The simple answer is no. A company cannot capitalise salary or recruitment costs as an asset on the balance sheet. 

These costs are instead treated as expenses in the income statement because they directly (and contractually) relate to the service provided by an employee for a specific service period. After that service period expires, an employee is at liberty to leave the company (subject to a notice period) and therefore a company cannot be said to ‘control’ the future value created by an employee at any one time. Control is a necessary element of the definition of an asset under International Financial Reporting Standards (IFRS) and therefore it fails this first hurdle. 

The exception to the rule: how can talent be shown as an asset in financial statements?

We’ll explain two scenarios in which the value of talent is included in a balance sheet, but we’ll build to the answer in stages because this is a technical accounting topic. 

The full market value of a business reflects the talent of its staff and management. For evidence of this phenomenon, look no further than Berkshire Hathaway, the investment conglomerate managed by Warren Buffet.  Trades at a premium to book value due to the premium that investors place on his ability. The premium reflects the additional value that investors believe he’ll continue to create in the future.

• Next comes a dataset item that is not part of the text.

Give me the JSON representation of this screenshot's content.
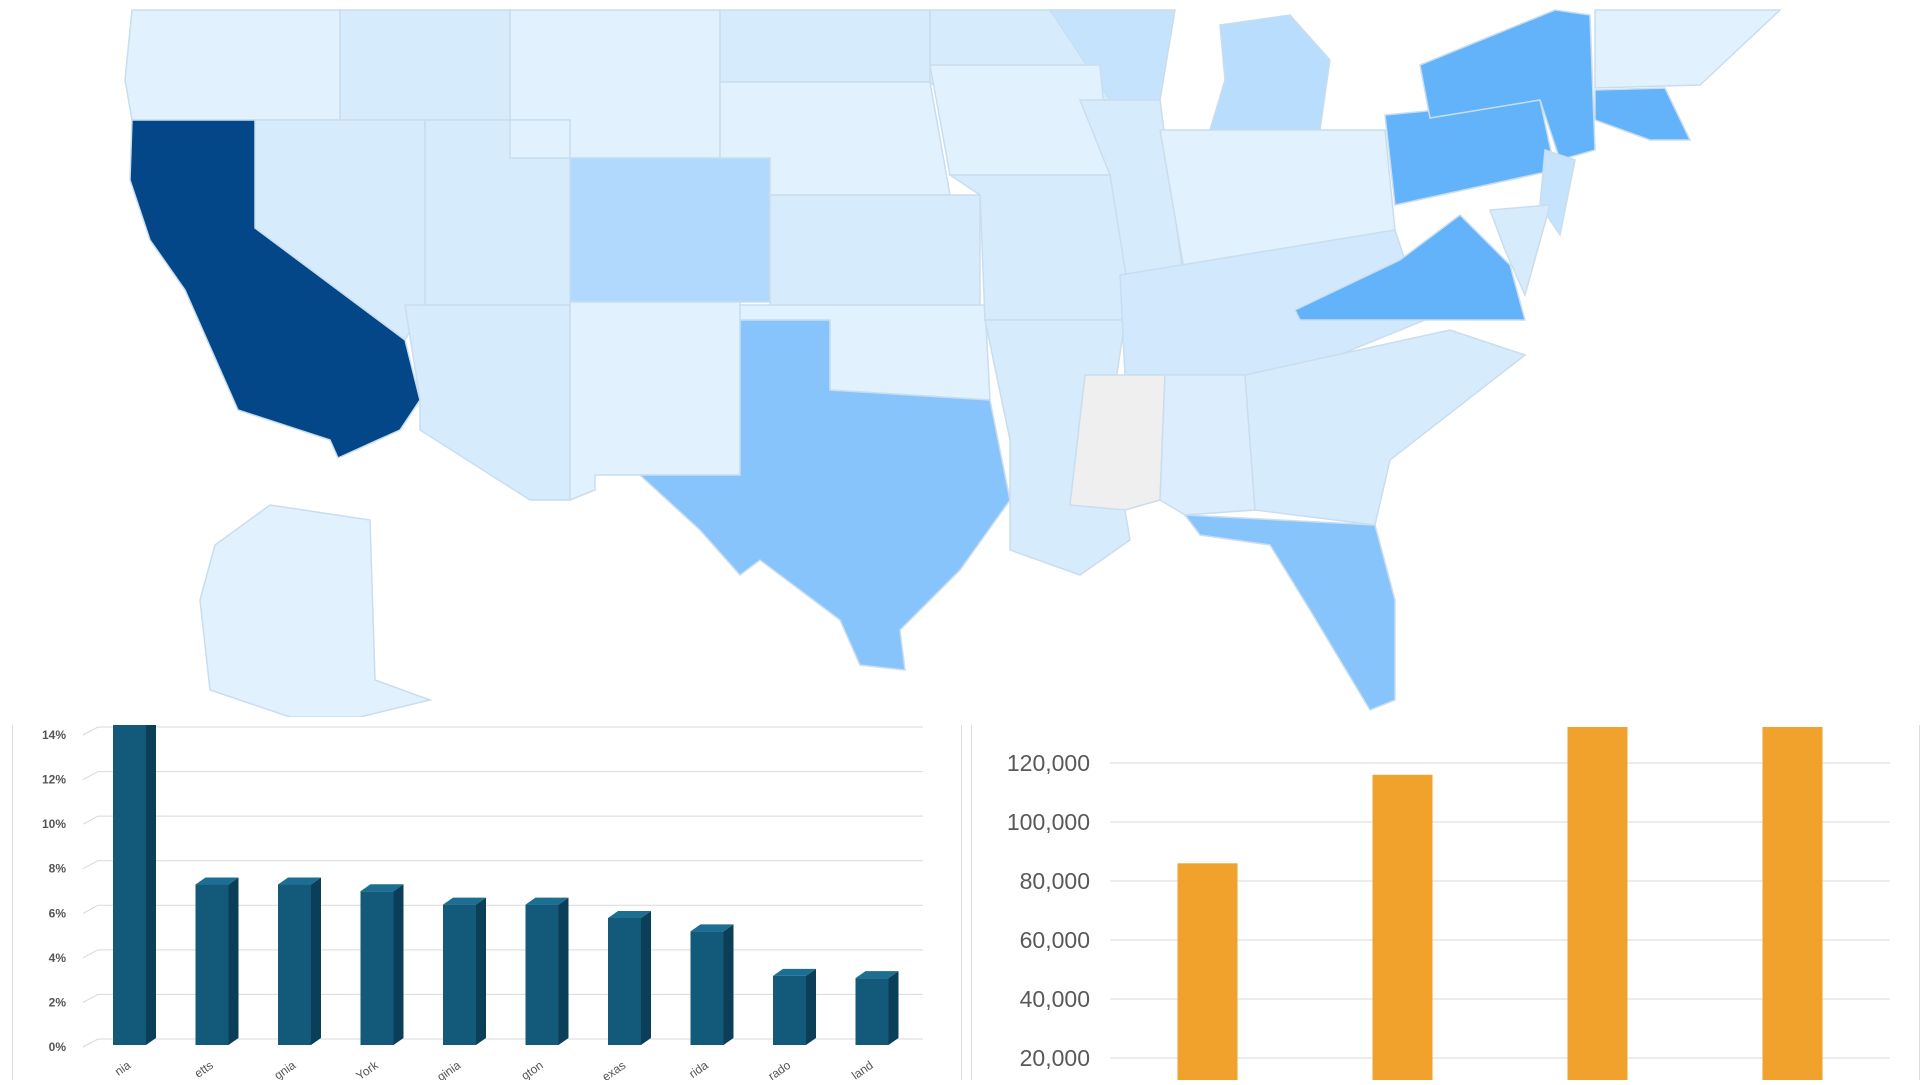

Market value becomes a book value through acquisition accounting

When a group acquires a business, they will pay a market price. This will become the historical cost of the acquisition, and therefore that value will, by default, need to be reflected as an asset in the company financial statements of the parent, and the consolidated group financial statements. If you’re interested in learning more about consolidated financial statements in general, the RSM Global houses hundreds of technical articles written to help accountants get the insights they need.

In practice, firms conduct a ‘fair value’ exercise that guides management on how to allocate the full purchase price across the individual assets and liabilities acquired. However, this usually leaves a large, apparently unexplainable gulf between the fair value of all the tangible assets acquired, and the purchase price paid. 

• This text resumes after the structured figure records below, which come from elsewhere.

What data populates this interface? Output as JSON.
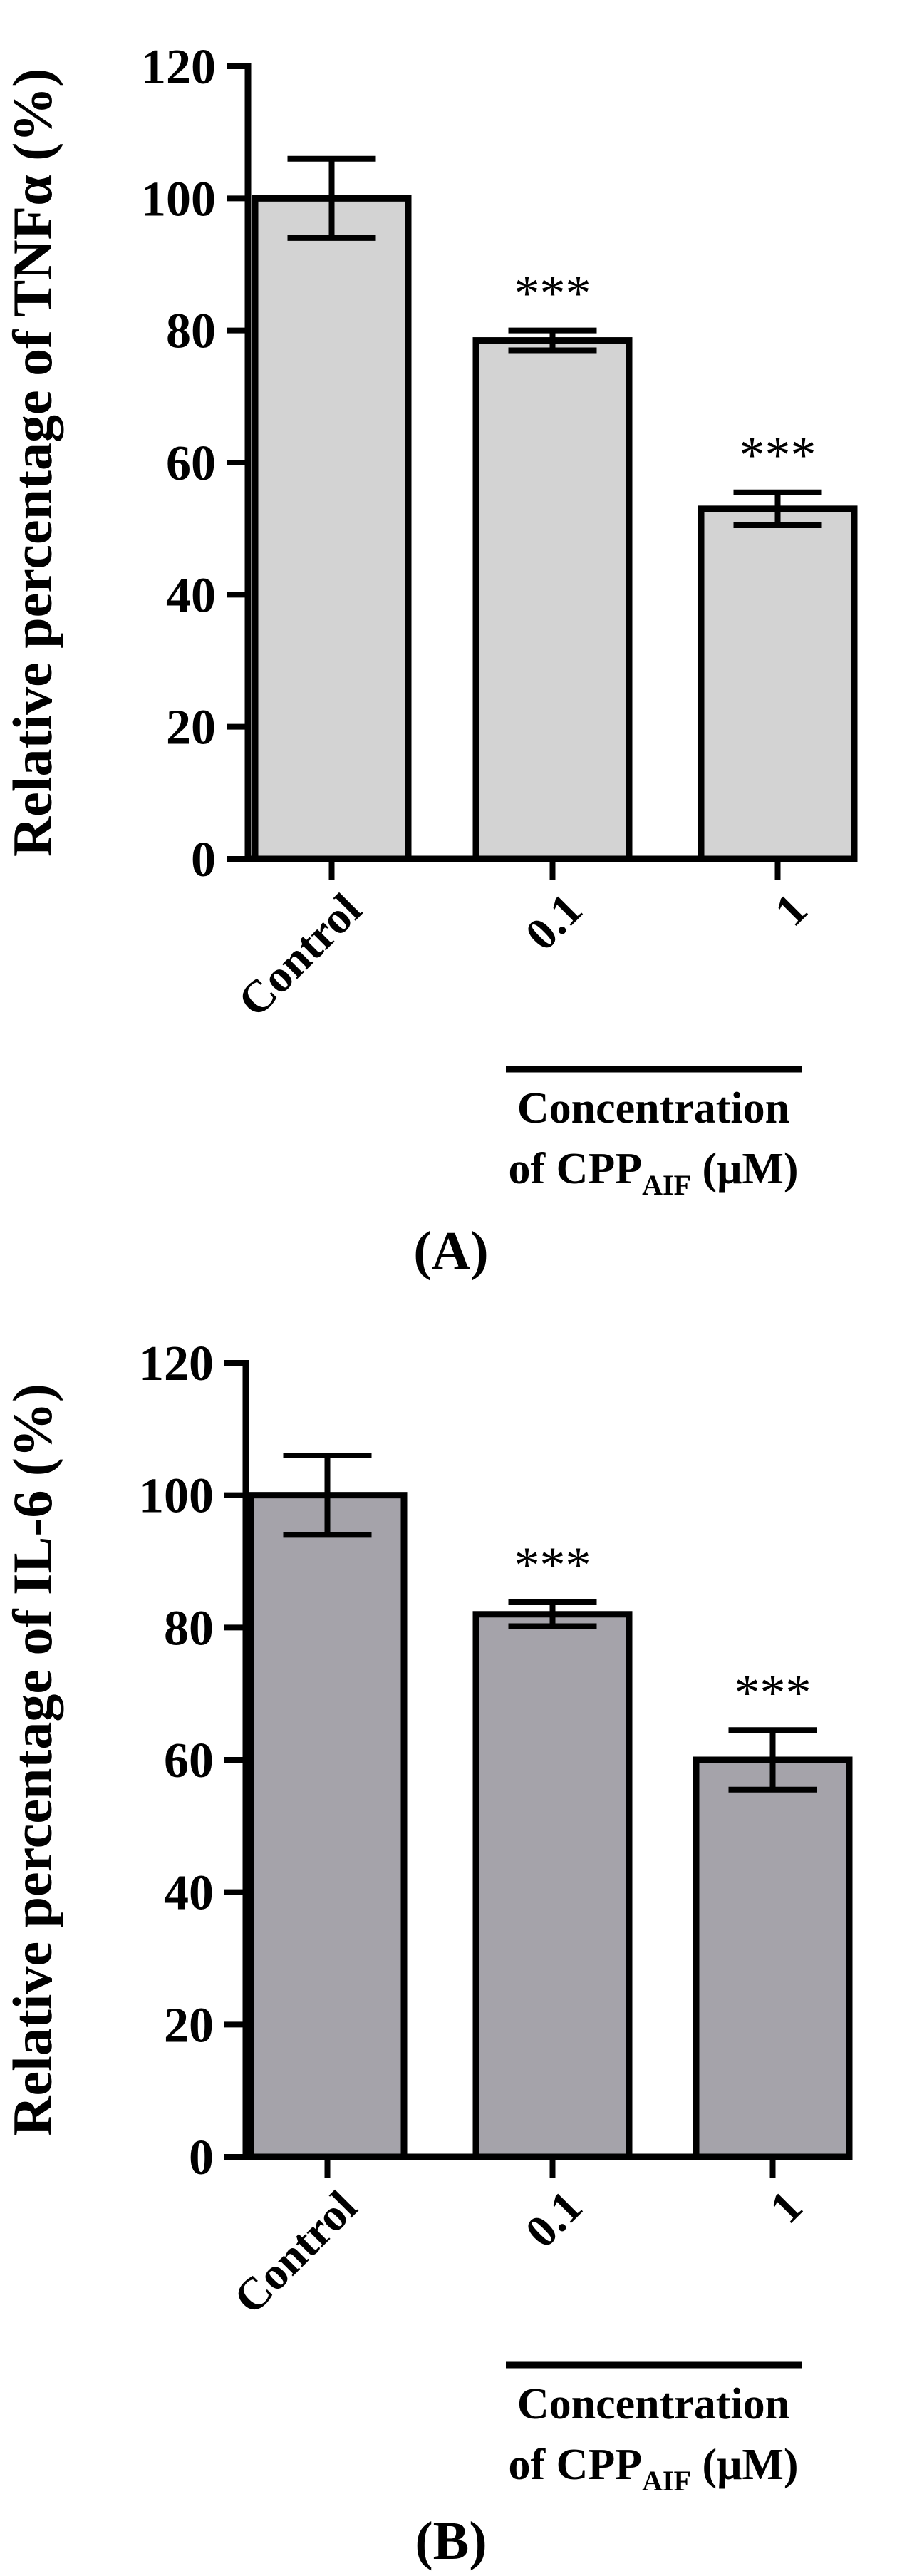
{
  "chart_data": [
    {
      "type": "bar",
      "panel_label": "(A)",
      "ylabel": "Relative percentage of TNFα (%)",
      "categories": [
        "Control",
        "0.1",
        "1"
      ],
      "values": [
        100,
        78.5,
        53
      ],
      "errors": [
        6,
        1.5,
        2.5
      ],
      "significance": [
        "",
        "***",
        "***"
      ],
      "ylim": [
        0,
        120
      ],
      "yticks": [
        0,
        20,
        40,
        60,
        80,
        100,
        120
      ],
      "ytick_labels": [
        "0",
        "20",
        "40",
        "60",
        "80",
        "100",
        "120"
      ],
      "bar_color": "#d3d3d3",
      "group_label_line1": "Concentration",
      "group_label_line2_prefix": "of CPP",
      "group_label_subscript": "AIF",
      "group_label_suffix": " (μM)"
    },
    {
      "type": "bar",
      "panel_label": "(B)",
      "ylabel": "Relative percentage of IL-6 (%)",
      "categories": [
        "Control",
        "0.1",
        "1"
      ],
      "values": [
        100,
        82,
        60
      ],
      "errors": [
        6,
        1.8,
        4.5
      ],
      "significance": [
        "",
        "***",
        "***"
      ],
      "ylim": [
        0,
        120
      ],
      "yticks": [
        0,
        20,
        40,
        60,
        80,
        100,
        120
      ],
      "ytick_labels": [
        "0",
        "20",
        "40",
        "60",
        "80",
        "100",
        "120"
      ],
      "bar_color": "#a5a3aa",
      "group_label_line1": "Concentration",
      "group_label_line2_prefix": "of CPP",
      "group_label_subscript": "AIF",
      "group_label_suffix": " (μM)"
    }
  ]
}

This is not controversial, as it is very typical for the enterprise value of a company to greatly exceed the book value of its buildings, equipment, IT and vehicles. Why? Because value is usually obtained by discounting the anticipated future profits of the business, which is a completely different basis to simple cost accounting.  Consider that a corporation like Alphabet Inc will generate more profit each year than it even has tangible non-current assets, and you will begin to understand why companies typically pay a large margin above and beyond the net assets of a business to acquire it. 

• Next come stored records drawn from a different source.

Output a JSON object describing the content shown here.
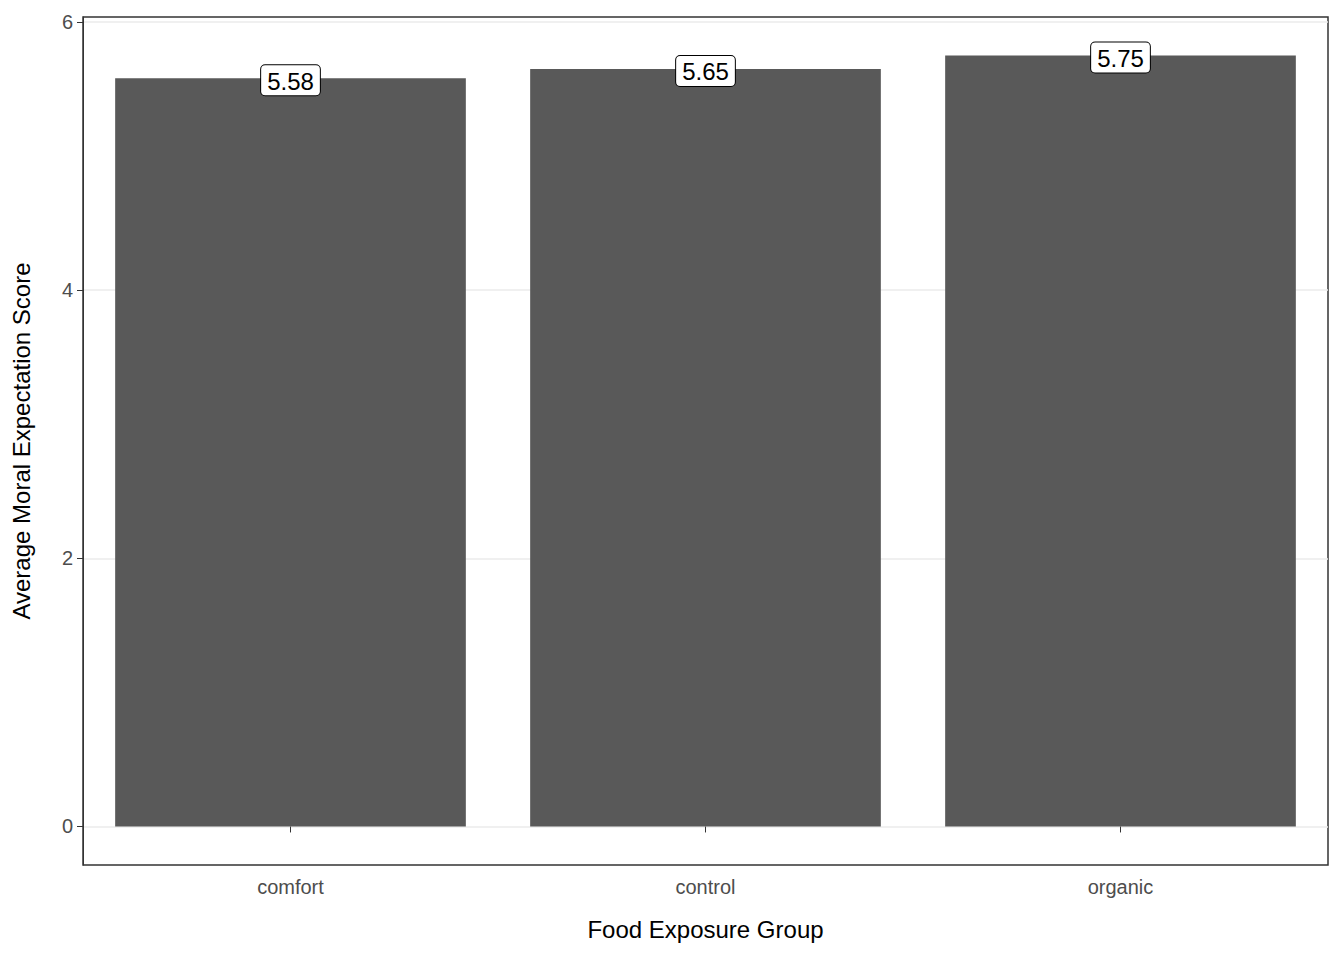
{
  "chart_data": {
    "type": "bar",
    "x_label": "Food Exposure Group",
    "y_label": "Average Moral Expectation Score",
    "categories": [
      "comfort",
      "control",
      "organic"
    ],
    "values": [
      5.58,
      5.65,
      5.75
    ],
    "color": "#595959",
    "ylim": [
      -0.2875,
      6.0375
    ],
    "yticks": [
      0,
      2,
      4,
      6
    ],
    "grid": true,
    "data_labels": true
  }
}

What happens with the balancing figure? It needs to go somewhere. After pulling out any intangible assets that could possibly be associated to the valuation, such as brand, order book, customer lists, any leftover value is labelled as ‘Goodwill’. 

Goodwill is effectively a catch-all term for ‘the amount we paid to acquire a business that cannot be specifically linked to a tangible or separately identifiable intangible asset’. In many cases though, it might as well be called ‘the value of talent acquired’ as this is often the reality of what it represents as IFRS 3 — Business Combinations does not allow this as an intangible asset.